The Fish lost their first nine games before finally tasting victory and even then the win was overshadowed by news of the Marlins voiding the last year of coach Skip Schumaker’s contract. Now I can understand Bendix considering this is his first year so the jury is still out on him. I usually give GMs and coaches about three seasons. He’s working within the parameters set before him after all. In other words, Bendix is working with the hand he’s been given. Schumaker is forced to work with the players that have been assembled and given he won Manager of the Year, he is not the problem. Bruce Sherman is the problem. Speaking of.

Downfall

Craig Mish, Jordan McPherson, and Barry Jackson wrote about the circumstances surrounding Schumaker. Essentially, the reigning NL Manager of the Year disagrees with Sherman’s vision. Schumaker was against Kim Ng’s removal and although he has nothing against Bendix, the lack of upgrading the team factored into his request of wanting out. Schumaker’s days being numbered is not the only thing known. So is his replacement.

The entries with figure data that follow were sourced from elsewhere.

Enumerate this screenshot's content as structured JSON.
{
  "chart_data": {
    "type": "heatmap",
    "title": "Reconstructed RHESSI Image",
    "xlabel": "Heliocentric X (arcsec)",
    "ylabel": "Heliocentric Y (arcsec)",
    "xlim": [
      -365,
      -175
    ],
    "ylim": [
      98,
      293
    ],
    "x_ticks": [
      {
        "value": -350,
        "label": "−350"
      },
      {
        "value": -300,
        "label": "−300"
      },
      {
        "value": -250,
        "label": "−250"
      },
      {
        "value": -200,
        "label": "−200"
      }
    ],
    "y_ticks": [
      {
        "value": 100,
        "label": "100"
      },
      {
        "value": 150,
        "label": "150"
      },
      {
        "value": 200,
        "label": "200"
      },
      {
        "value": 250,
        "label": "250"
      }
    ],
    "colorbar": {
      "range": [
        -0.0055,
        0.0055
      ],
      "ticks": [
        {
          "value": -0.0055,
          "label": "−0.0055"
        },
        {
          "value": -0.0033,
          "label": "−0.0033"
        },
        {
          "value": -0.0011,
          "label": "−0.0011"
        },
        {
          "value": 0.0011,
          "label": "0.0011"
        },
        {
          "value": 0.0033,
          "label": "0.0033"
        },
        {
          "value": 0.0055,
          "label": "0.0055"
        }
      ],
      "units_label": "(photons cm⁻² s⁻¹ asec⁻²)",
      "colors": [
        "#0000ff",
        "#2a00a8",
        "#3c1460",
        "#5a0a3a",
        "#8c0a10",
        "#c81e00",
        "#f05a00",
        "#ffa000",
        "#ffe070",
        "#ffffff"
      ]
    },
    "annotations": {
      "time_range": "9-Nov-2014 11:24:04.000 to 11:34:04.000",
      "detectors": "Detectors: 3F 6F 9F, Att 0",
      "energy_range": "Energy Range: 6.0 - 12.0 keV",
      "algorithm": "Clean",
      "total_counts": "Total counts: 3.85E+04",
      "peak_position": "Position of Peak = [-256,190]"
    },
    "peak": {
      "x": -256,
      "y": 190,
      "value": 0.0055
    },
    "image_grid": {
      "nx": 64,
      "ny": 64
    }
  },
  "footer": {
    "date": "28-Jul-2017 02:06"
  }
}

Back in December, Gabe Kapler became the assistant general manager for the Fish. Fun fact, the former San Francisco Giants skipper was also NL Manager of the Year in 2021. As Beindix’s right hand, barring any unforeseen changes, Kapler is pretty much Schumaker’s replacement. This only adds to the outrage. Leadership has given up on the season and the lack of winter activity translates into Skip’s humiliation. He deserved better.

Blame game

In over 30 years of existence, the franchise has been to the postseason four times (including the COVID-shortened 2020 season) winning two championships and enduring several fire sales. Now and then you hear how there aren’t any fans. How baseball apparently couldn’t find success in Miami. The World Baseball Classic and Caribbean Series proved that wrong illustrating the Marlins can be a competitive (and successful) team with the right leadership. There’s a market. Quality management has to be there from top to bottom throughout the organization. It certainly doesn’t have it at the top with Sherman.

The worst part is it will take quite a while for the team to return to its success of entering the postseason. Moves were made depleting the farm system and will require moving significant pieces to replenish. By the trade deadline, the Marlins are sellers. And it might be sooner than that. Tanner Scott, Josh Bell, Jake Burger, Jesus Luzardo, Tim Anderson, and Luis Arraez are all moveable assets. The real question is will there be a fire sale of sorts and if so, what would it look like? That’s a topic for another day but I think we’ll see Scott, Bell, Burger, and maybe one other like Anderson moved.  Luzardo could be shipped depending on how Edward Cabrera and Eury Perez come along in their recovery.

Per Spotrac, the Miami Marlins are 28th in payroll for 2024 with $96,688,670. Now I’m not asking for the Fish to be anywhere near the Yankees, Braves, Red Sox, or Dodgers (they can’t anyway) but if the higher-ups were investing more it would help the organization. The league average is $164,405,327, even being say 20th like the Kansas City Royals at $115,703,220 is OK. It’s certainly better than where we are now.

Final thoughts

Man, I hope the Marlins turn it around. At minimum three players will be traded. The whole thing is just awful for the fans. Miami is the first team to play so horribly after making the postseason the year before. The desperation and frustration continue to mount and the person I blame most is at the top with Sherman. The fans deserve better.